The invention takes struvite from the wastewater in its soluble state, before it can harden on pipe walls. The soluble struvite is then forced into giant metal cones, where it mixes until it hardens and forms phosphorus-based fertilizer pellets.
Ostara Nutrient Recovery Technologies, the Vancouver-based company created to commercialize the invention, built cone reactors at an Edmonton wastewater-treatment plant in 2007 - the first large-scale demonstration of the technology. Last summer, the first commercial system came online in Portland, Ore.
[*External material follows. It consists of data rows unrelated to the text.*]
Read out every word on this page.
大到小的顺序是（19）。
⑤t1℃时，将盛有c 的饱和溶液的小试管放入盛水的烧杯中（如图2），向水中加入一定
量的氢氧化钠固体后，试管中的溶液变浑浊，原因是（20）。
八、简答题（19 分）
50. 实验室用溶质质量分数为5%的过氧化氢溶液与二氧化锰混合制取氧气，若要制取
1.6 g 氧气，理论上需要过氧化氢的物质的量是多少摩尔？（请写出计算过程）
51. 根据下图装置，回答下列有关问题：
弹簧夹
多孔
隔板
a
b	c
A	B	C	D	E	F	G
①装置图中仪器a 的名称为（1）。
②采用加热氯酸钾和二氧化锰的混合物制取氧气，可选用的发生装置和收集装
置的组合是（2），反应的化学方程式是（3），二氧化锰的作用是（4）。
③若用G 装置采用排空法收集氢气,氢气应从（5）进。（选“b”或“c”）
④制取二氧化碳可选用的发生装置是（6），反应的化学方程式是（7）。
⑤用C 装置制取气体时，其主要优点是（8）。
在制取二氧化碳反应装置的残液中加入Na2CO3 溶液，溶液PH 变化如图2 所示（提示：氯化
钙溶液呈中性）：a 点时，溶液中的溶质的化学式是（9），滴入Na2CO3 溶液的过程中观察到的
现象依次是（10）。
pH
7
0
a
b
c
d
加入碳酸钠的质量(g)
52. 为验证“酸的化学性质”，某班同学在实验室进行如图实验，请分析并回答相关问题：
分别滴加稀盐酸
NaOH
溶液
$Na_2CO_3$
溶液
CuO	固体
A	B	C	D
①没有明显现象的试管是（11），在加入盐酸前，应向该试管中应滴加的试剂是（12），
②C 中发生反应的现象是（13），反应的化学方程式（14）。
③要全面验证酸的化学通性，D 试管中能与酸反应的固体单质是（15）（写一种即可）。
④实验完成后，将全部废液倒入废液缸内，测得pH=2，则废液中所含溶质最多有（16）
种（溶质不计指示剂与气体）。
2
Oregon farmers are buying the pellets, and say they are happy to find high-quality fertilizer at a time when supplies are becoming uncertain and prices volatile.
Ostara estimates there are 200 plants across North America, and several hundred in Europe and the rest of the world, that are candidates for the technology. Two new struvite reactors are coming online early this year - one in Chesapeake Bay, Va., the other in York, Pa.
While there are a limited number of struvite-recovery operations in other countries - Japan leads the way - most have so far yielded pellets of uneven quality, Mr. Koch says.
Meanwhile, Ostara says its technology has passed performance tests in industrial wastewater-treatments plants, including corn-ethanol production plants. And Mr. Mavinic is now working with colleagues at UBC's Dairy Education and Research Centre on retrieving phosphorus from cow manure, which is an even richer source of this essential element.
"Globally, we have no choice but to implement phosphorus removal and recovery from wastewater-treatment plants. Otherwise, we cannot grow enough food to feed all those people, or raise cows and hogs," Mr. Mavinic says.